Figures released by Sunderland’s Conservative group show that in the academic year 2014/15, 54 parents were issued with fixed penalty notices and six were prosecuted.

These figures have dropped during the current academic year with 48 people given fixed penalties and three being prosecuted.

Coun Robert Oliver, Wearside’s tory spokesman for childrens’ services, said councils needs to continue taking action because going to school must come before holidays.

Despite a high court case where a parent of a pupil on the Isle of Wight had a fine rescinded, the Government issued guidance this month urging local authorities to continue to issue fines and to reject requests for refunds from parents who have been fined.

Coun Oliver, said: “Taking children out of school during term time is disruptive and damaging for both pupils and teachers especially if it happens regularly.
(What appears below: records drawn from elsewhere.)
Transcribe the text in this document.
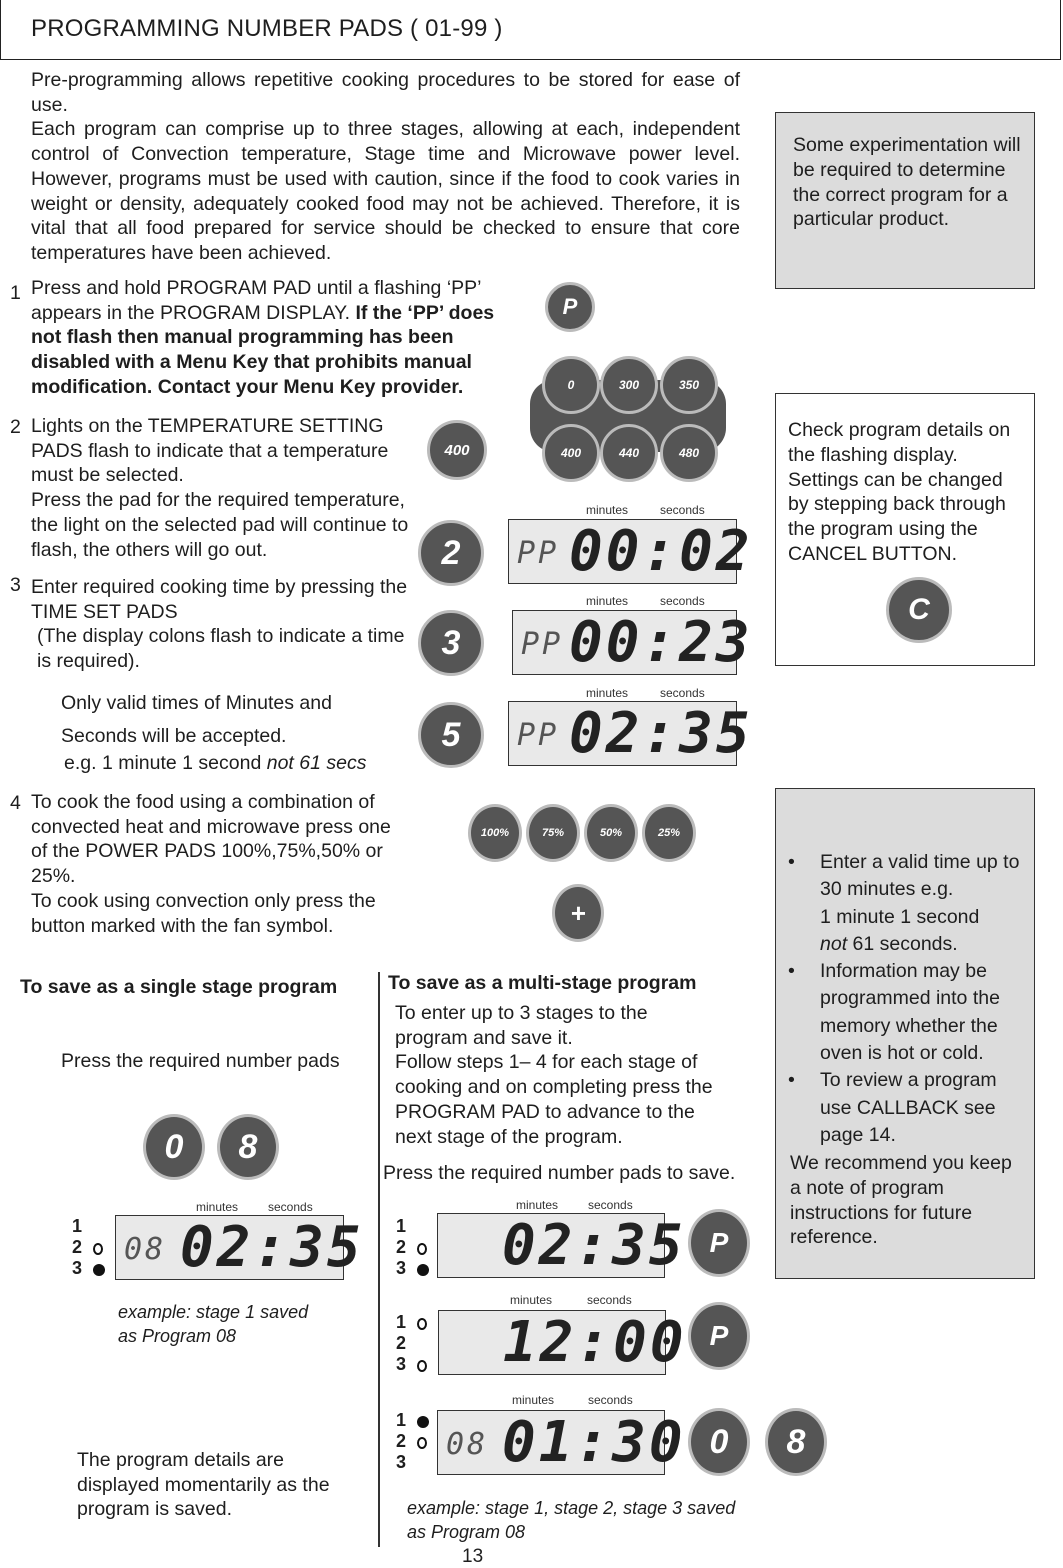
PROGRAMMING NUMBER PADS ( 01-99 )
Pre-programming allows repetitive cooking procedures to be stored for ease of use.
Each program can comprise up to three stages, allowing at each, independent control of Convection temperature, Stage time and Microwave power level. However, programs must be used with caution, since if the food to cook varies in weight or density, adequately cooked food may not be achieved. Therefore, it is vital that all food prepared for service should be checked to ensure that core temperatures have been achieved.
1 Press and hold PROGRAM PAD until a flashing ‘PP’ appears in the PROGRAM DISPLAY. If the ‘PP’ does not flash then manual programming has been disabled with a Menu Key that prohibits manual modification. Contact your Menu Key provider.
P
0	300	350
400	440	480
Some experimentation will be required to determine the correct program for a particular product.
2 Lights on the TEMPERATURE SETTING PADS flash to indicate that a temperature must be selected.
Press the pad for the required temperature, the light on the selected pad will continue to flash, the others will go out.
400
Check program details on the flashing display. Settings can be changed by stepping back through the program using the CANCEL BUTTON.
C
3 Enter required cooking time by pressing the TIME SET PADS
(The display colons flash to indicate a time is required).
Only valid times of Minutes and
Seconds will be accepted.
e.g. 1 minute 1 second not 61 secs
2
3
5
minutes	seconds
PP 00:02
minutes	seconds
PP 00:23
minutes	seconds
PP 02:35
4 To cook the food using a combination of convected heat and microwave press one of the POWER PADS 100%,75%,50% or 25%.
To cook using convection only press the button marked with the fan symbol.
100%	75%	50%	25%
+
• Enter a valid time up to 30 minutes e.g.
1 minute 1 second
not 61 seconds.
• Information may be programmed into the memory whether the oven is hot or cold.
• To review a program use CALLBACK see
page 14.
We recommend you keep a note of program instructions for future reference.
To save as a single stage program
Press the required number pads
0 8
1
2
3
minutes seconds
08 02:35
example: stage 1 saved
as Program 08
The program details are displayed momentarily as the program is saved.
To save as a multi-stage program
To enter up to 3 stages to the program and save it.
Follow steps 1– 4 for each stage of cooking and on completing press the PROGRAM PAD to advance to the next stage of the program.
Press the required number pads to save.
1
2
3
minutes seconds
02:35 P
1
2
3
minutes	seconds
12:00 P
1
2
3
minutes	seconds
08 01:30 0 8
example: stage 1, stage 2, stage 3 saved
as Program 08
13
Pupil absence also puts pressure on teachers to help pupils catch up

Robert Oliver

“Some absences can be justified on educational grounds or are reasonable if they involve important family events, but missing school for holidays cannot.

“A child who takes a week’s extra holiday each year at school will have missed the equivalent of more than three months of teaching by the end of their time at school.

“Pupil absence also puts pressure on teachers to help pupils catch up and affects attendance figures which help shape Ofsted reports and league tables.

“Absence also affects pupil performance as in schools with high rates of unauthorised holidays just less than half of all pupils get five good GCSEs.”

The councillor added that all state schools can now set their own term dates to allow parents to avoid spikes in prices and one way of helping the problem would be allowing each region to vary holiday dates.

Since September 2013, headteachers in England no longer have the discretion to approve absences of up to ten days a year and have to implement strict criteria.

Parents who do not have the school’s permission for their child’s absence face a maximum fine of £60 per pupil, per parent rising to £120 if not paid within seven days.

Those who refuse to pay can face court action and, if prosecuted, a fine of up to £2,500 and a possible jail sentence of up to three months.